“Why Don’t Colleges Get Rid of Their Bad Fraternities? A Yearlong Investigation of Greek Houses Reveals Their Endemic, Lurid, and Sometimes Tragic Problems—And a Sophisticated System for Shifting the Blame”, Caitlin Flanagan2014-03-01 ()⁠:

[History and investigation of legal records/settlements involving US college fraternities. The author finds that fraternities are involved in a remarkable number of serious, often fatal, injuries in part because of deliberate decisions to preserve traditions such as bunk beds for drunken partiers deliberately placed next to permanently wide-open windows on the 2nd or 3rd story of frat buildings.

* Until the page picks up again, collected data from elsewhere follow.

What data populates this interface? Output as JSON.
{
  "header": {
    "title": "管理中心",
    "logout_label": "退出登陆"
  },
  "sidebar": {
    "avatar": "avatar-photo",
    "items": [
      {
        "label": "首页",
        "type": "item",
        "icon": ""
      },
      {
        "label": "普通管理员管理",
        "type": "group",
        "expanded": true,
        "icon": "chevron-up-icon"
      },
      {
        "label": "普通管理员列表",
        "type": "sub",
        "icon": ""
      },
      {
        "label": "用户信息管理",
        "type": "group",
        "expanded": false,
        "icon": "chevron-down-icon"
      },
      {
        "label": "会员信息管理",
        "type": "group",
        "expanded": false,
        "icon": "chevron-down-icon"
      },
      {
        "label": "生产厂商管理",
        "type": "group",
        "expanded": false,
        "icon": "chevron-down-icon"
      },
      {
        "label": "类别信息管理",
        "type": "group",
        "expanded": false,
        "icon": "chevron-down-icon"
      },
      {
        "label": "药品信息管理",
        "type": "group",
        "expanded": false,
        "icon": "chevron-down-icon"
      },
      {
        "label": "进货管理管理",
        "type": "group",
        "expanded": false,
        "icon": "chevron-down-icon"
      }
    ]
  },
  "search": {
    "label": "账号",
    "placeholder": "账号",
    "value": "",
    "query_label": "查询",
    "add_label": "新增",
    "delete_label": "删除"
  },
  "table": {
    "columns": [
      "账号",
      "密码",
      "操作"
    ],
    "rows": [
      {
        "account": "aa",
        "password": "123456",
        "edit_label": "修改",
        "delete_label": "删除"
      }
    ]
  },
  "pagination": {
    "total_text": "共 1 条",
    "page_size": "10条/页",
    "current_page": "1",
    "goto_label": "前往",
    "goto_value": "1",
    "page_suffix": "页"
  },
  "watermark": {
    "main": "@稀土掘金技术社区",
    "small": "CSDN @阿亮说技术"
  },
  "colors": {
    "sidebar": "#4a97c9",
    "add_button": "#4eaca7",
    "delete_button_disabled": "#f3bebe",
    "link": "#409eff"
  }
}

Fraternities are able to survive because of their long history, including highly valuable real estate next to universities acquired in their earliest days (many frats being older than many American universities), and because of carefully-tailored insurance and regulations which enable them to push legal liability onto the students or members for the slightest infraction, such as bringing an additional bottle of beer, and thus responsibility for anything that might happen (like falling out of an open window); frat members are debriefed by the frat’s lawyers immediately after incidents with an eye to finding one who can be blamed, before the frat members can realize that the lawyers are not there to help them.

While the frat members in question may have no assets to be sued over, their (frequently middle or upper-class) parents do, and may lose their houses in the subsequent lawsuits.]